9点リードされて迎えた第4クオーター(Q)は33-15と圧倒。比江島が3点シュートを立て続けに決めるなど、ベテランがチームをけん引した。ホーバス監督は「日本バスケにとって大きな勝利。素晴らしい」と声を弾ませた。

1試合を通じて日本がリードしていた時間帯はわずか4分24秒。一方、ベネズエラにリードを許した時間は33分56秒。主導権を譲り続けたが、勝利は渡さなかった。渡辺は「自分たちが悪い状況でも、会場の皆さんがずっと声を出してくれた。声援のおかげで勝ち切れた」。この日は最大15点差を逆転。フィンランド戦では18点差をひっくり返した経験も生きたとし、「最後まで焦らずにやれてよかった」とうなずいた。

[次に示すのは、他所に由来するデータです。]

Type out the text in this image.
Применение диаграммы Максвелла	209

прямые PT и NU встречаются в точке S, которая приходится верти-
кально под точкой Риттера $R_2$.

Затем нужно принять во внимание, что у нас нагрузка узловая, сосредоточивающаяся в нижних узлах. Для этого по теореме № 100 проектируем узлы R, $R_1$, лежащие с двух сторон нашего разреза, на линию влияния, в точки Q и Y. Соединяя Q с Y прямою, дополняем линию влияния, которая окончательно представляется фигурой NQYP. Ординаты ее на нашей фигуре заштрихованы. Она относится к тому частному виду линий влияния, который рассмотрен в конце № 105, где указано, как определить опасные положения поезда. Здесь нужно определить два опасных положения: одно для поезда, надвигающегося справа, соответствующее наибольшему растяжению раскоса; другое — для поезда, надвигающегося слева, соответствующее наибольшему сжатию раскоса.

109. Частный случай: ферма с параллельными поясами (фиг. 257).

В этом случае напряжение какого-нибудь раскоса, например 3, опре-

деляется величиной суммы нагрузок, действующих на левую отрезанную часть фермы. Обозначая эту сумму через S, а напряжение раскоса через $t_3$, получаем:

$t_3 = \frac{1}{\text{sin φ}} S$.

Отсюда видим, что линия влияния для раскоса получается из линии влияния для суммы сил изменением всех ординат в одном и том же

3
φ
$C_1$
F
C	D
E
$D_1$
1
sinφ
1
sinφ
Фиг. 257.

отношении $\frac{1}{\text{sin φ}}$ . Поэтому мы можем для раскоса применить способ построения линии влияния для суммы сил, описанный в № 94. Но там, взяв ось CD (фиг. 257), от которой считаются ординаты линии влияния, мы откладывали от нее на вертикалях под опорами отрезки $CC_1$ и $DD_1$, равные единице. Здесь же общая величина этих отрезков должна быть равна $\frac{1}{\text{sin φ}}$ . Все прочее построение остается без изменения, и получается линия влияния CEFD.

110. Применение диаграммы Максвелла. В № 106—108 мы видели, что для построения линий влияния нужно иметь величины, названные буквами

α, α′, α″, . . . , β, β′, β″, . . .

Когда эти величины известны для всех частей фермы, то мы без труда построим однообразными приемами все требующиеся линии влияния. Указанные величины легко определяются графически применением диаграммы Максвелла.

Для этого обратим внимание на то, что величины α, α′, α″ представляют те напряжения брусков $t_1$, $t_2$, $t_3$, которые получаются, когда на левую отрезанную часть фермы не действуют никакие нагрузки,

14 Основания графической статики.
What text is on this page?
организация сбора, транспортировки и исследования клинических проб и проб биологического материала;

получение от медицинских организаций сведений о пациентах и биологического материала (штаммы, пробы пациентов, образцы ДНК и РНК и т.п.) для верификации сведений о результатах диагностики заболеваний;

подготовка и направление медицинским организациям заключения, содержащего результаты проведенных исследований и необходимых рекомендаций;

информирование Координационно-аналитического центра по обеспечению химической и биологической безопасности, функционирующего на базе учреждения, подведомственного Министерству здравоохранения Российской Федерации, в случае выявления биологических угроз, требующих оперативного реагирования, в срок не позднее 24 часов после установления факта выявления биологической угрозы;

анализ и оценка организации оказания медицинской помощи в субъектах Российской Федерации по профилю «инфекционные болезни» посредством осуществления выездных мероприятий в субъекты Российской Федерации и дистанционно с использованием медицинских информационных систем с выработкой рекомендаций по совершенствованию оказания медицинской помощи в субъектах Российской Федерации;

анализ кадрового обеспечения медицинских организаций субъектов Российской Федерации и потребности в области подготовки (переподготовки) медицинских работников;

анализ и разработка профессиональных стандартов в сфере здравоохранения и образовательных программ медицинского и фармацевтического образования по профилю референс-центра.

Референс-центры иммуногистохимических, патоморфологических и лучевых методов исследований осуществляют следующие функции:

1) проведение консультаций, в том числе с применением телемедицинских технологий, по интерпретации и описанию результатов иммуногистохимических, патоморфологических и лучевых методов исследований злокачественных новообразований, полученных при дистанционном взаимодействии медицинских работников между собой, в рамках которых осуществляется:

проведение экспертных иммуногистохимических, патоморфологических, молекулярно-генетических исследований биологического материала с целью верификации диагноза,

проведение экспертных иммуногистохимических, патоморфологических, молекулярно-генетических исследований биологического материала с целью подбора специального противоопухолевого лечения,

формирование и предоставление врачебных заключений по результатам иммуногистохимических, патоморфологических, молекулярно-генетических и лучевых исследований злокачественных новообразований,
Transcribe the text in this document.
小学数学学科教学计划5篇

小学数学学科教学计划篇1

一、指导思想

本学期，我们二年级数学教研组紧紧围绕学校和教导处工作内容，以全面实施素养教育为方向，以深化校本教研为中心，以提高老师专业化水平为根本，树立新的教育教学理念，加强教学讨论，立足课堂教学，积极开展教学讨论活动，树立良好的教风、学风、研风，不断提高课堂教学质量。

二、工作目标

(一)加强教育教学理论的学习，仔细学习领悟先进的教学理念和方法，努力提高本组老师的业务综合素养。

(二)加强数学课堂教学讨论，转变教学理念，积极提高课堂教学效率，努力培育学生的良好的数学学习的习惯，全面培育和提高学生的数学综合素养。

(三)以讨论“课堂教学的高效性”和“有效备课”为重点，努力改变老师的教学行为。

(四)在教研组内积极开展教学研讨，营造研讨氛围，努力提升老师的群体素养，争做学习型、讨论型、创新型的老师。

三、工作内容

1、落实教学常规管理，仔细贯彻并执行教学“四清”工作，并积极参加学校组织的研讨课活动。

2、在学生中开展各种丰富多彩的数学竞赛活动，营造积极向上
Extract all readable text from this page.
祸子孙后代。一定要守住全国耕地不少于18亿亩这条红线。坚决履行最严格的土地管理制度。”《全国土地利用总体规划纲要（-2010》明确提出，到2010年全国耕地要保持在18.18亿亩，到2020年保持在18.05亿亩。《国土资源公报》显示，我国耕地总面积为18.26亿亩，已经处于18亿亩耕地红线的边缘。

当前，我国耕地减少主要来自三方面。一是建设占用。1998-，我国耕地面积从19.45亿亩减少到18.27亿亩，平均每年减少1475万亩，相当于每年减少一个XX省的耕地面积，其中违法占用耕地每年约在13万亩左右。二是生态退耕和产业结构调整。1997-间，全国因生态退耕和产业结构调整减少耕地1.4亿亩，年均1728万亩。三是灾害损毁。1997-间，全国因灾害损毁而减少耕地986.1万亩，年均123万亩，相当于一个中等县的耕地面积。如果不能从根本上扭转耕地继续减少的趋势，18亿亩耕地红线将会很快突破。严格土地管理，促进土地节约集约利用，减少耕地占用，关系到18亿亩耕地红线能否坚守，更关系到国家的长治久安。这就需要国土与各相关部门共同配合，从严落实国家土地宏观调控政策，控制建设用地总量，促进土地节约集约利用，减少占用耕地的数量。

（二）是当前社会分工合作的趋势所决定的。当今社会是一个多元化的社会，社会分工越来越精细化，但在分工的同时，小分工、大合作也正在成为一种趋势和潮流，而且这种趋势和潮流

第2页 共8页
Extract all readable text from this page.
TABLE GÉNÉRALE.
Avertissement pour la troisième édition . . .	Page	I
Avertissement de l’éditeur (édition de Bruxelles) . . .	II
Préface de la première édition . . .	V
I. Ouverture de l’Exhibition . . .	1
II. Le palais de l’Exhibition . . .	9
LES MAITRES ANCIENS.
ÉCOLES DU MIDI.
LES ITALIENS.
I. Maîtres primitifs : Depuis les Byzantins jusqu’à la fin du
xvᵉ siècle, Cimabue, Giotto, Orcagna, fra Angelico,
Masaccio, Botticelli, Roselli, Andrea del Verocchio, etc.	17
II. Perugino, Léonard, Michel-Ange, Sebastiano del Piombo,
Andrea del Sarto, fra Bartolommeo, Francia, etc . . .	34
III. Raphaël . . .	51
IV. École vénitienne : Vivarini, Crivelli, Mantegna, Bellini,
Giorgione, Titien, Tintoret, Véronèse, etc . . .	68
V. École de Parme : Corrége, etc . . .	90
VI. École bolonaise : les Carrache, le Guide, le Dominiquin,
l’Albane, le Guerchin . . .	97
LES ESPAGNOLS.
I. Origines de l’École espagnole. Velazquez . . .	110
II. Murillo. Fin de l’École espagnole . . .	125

第4Qの2点リードの残り1分13秒に貴重な3点シュートも決めた司令塔の河村は「劣勢の時間帯が続いても、その中で集中力を切らさずに最後まであきらめずにプレーできた。流れが来た時に容易なターンオーバーをすることなく、流れを継続させるためのプレーをやりつづけた結果」と胸を張った。

ベネズエラは平均身長が193センチで、日本より1センチ高いのみ。3点シュートを多用する主体の攻撃も似ていた。やりづらさも感じながらの展開だったが、粘り強く戦い、後半の逆転につなげた。

豊富な運動量で勝利を引き寄せた。日本は他国に先駆け、6月から長期的合宿を組んで練習を重ねてきた。渡辺は1次リーグ終了直後、「練習をどこよりもやっているから体力がある。終盤になれば相手も精神的につらくなるし、体力も尽きてしまう」と分析していた。その強みを、順位決定戦でも発揮した。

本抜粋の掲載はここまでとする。